La Fed inverte la rotta: la reazione dei mercati

- di: Richard Flax, Chief Investment Officer di Moneyfarm
 
Per quanto le banche centrali apprezzino vedere riflesse sui mercati finanziari le aspettative delle loro decisioni, prima della riunione di mercoledì scorso, gli analisti erano divisi tra chi riteneva che la Federal Reserve avrebbe tagliato i tassi di soli 25 punti base e chi pensava che avrebbe fatto le cose in grande, optando per un taglio di ben 50 punti base, una mossa piuttosto aggressiva, solitamente riservata ai tempi di crisi. Alla fine, la seconda opzione è prevalsa e ha portato con sé la necessità, da parte di Powell, di rassicurare l’opinione pubblica sulla salute dell’economia statunitense. Del resto, il presidente della Fed aveva già preparato il terreno nel corso del suo discorso a Jackson Hole in agosto quando, a proposito del duplice mandato della banca centrale Usa, aveva sottolineato che l’attenzione si sarebbe presto spostata dalla stabilità dei prezzi al rallentamento del mercato del lavoro.

Dunque, un taglio preannunciato anche se, secondo alcuni, non del tutto giustificato dai dati: i numeri sulle vendite al dettaglio rilasciati all’inizio della scorsa settimana mostrano un’economia ancora solida, mentre la disoccupazione, seppure in aumento, non ha ancora raggiunto livelli insostenibili, come confermano la creazione di nuovi posti di lavoro e l’aumento dei salari. Allo stesso tempo, Powell ha sottolineato con forza che questa prima mossa non vuole inaugurare una nuova stagione di tagli da 50 punti base e il messaggio sembra essere stato recepito dal mercato, tanto che le attese sul livello dei tassi d’interesse di riferimento alla fine dell’anno non sono cambiate in maniera significativa all’indomani dell’annuncio. 

Sembra quindi che la Fed sia riuscita ad inviare un forte segnale di sostegno al mercato del lavoro, mantenendo al tempo stesso sotto controllo le aspettative di futuri tagli.

La mossa di mercoledì è stata accolta positivamente dai listini, ma ciò che conta di più, in questi casi, è lo stato di salute dell’economia nel suo complesso: al momento gli Stati Uniti non sono in recessione e l’ipotesi più probabile è ancora quella dell’”atterraggio morbido”, con una crescita abbastanza rallentata da permettere all’inflazione di scendere, ma non tanto da innescare una recessione.
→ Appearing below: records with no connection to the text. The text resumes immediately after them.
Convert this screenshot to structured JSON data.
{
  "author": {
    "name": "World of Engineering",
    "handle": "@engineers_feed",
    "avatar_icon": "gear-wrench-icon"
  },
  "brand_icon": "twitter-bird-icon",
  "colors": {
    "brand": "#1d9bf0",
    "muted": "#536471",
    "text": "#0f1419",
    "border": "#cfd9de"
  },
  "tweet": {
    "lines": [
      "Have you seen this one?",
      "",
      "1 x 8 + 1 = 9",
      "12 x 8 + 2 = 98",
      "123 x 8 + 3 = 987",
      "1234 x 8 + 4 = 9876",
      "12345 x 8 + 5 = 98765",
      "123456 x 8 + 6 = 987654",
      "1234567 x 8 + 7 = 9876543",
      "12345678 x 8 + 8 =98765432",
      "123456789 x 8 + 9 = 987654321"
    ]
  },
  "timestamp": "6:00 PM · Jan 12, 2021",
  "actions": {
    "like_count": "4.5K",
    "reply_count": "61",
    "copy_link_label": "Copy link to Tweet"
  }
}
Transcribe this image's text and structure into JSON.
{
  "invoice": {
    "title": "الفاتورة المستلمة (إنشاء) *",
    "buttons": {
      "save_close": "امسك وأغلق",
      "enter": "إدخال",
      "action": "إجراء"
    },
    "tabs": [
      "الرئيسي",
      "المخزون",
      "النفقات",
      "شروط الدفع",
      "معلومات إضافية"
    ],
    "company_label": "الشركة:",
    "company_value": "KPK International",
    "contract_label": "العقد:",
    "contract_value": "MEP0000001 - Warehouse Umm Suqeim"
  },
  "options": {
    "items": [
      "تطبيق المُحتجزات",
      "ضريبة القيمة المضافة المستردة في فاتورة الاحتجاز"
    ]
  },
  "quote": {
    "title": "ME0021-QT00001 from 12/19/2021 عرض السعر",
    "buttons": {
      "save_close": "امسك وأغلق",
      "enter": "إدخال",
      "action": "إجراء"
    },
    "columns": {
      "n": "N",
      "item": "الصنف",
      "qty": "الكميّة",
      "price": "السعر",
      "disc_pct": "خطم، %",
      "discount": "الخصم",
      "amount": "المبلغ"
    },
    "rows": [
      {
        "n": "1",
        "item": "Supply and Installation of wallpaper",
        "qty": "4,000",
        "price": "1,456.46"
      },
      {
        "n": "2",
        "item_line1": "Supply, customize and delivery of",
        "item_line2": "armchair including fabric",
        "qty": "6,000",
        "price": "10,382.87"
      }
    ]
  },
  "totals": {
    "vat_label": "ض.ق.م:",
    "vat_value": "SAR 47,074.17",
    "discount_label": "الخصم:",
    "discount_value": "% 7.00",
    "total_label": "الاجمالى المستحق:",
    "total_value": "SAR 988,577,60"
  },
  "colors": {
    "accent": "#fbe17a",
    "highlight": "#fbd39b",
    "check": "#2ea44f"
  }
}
Uno scenario che dovrebbe sostenere gli asset rischiosi.

Resta l’ipotesi che l’economia Usa si riveli più debole del previsto e che le condizioni del mercato del lavoro peggiorino rapidamente, per questo occorre tenere monitorati da vicino i dati macroeconomici. Un’altra eventualità è quella di una nuova fiammata inflattiva, innescata dalla resilienza dei consumi interni, anche se al momento l’inflazione non è la preoccupazione principale dei policymaker e non dovrebbe destare problemi, almeno per i prossimi trimestri.

In conclusione, riteniamo che la combinazione tra un’economia ancora in crescita e l’allentamento della stretta monetaria sia positiva per gli investitori e, se si manterrà, potrebbe portare a risultati migliori rispetto a quelli che in tanti avevano previsto diciotto mesi fa.